The Effect of Corporate Governance on Tax Avoidance (Empirical Study of the Consumer Goods Industry Companies Listed On Indonesia Stock Exchange Period 2013-2016)
Abstract
Tax avoidance is the steps taken by a person to avoid taxes but in legal ways. Thistax evasion can be said to be a complicated and unique issue because on the one
hand it is permissible, but not desirable. This study aims to examine and analyze
the effect of Corporate Governance on Tax Avoidance. Corporate Governance is
proxied with institutional ownership, independent board of commissioners, audit
committee, and audit quality, while Tax Avoidance is proxied by Cash Effective
Tax Rate. Population in this research is all of Consumer Goods Industry Company
which listed in Indonesia Stock Exchange Year 2013-2016. The sampling
technique used Purposive Sampling method.

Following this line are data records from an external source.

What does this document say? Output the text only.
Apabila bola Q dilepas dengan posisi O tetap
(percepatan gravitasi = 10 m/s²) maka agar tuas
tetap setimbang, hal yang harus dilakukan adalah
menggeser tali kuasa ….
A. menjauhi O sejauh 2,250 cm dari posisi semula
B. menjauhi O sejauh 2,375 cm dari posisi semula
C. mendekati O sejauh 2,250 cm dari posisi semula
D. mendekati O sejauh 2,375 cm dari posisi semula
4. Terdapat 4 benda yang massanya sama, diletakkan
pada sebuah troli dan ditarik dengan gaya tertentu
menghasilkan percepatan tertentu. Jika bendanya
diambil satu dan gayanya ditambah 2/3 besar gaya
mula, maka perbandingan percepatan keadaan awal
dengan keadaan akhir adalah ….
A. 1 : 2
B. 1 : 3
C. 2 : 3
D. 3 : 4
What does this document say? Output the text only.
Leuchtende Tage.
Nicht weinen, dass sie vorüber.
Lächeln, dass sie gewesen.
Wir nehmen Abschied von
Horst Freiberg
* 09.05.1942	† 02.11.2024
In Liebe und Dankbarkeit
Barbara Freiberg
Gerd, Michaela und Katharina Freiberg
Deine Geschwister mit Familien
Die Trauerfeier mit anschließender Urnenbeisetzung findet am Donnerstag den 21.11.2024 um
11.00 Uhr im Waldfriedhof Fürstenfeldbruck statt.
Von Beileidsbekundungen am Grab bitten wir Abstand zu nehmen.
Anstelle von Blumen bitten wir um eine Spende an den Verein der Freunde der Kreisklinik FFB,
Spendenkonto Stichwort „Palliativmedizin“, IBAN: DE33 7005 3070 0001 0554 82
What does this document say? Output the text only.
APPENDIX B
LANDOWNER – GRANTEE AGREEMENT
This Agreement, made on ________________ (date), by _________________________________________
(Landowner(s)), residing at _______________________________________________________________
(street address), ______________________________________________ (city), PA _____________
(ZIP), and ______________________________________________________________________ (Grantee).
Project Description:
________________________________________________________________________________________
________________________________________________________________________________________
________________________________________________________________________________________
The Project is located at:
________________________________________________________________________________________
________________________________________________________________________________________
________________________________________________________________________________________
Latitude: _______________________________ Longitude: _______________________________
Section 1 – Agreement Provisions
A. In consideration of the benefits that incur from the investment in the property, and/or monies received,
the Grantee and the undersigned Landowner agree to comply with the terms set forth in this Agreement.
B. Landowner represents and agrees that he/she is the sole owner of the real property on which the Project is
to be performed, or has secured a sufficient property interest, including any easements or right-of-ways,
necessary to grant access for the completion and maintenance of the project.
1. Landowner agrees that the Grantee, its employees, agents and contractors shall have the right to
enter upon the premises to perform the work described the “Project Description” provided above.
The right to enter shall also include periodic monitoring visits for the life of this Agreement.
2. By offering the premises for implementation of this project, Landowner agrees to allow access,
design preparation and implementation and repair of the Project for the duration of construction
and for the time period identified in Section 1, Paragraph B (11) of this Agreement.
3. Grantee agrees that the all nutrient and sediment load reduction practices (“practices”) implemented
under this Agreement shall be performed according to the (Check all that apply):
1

Purposive Sampling method obtained
by the sample of 19 companies. Data analysis method used in this research is using
multiple linear regression analysis. Based on the results of model feasibility testing
(F test) shows that the independent variables (institutional ownership, independent
board of commissioner, audit committee, and audit quality) have a significant
effect on the tax avoidance variable. Hypothesis testing (t test) shows that the
institutional ownership and audit committee have an effect on Tax Avoidance,
whereas independent board and audit quality have no effect on Tax Avoidance.
keywords: Corporate Governance, Tax Avoidance.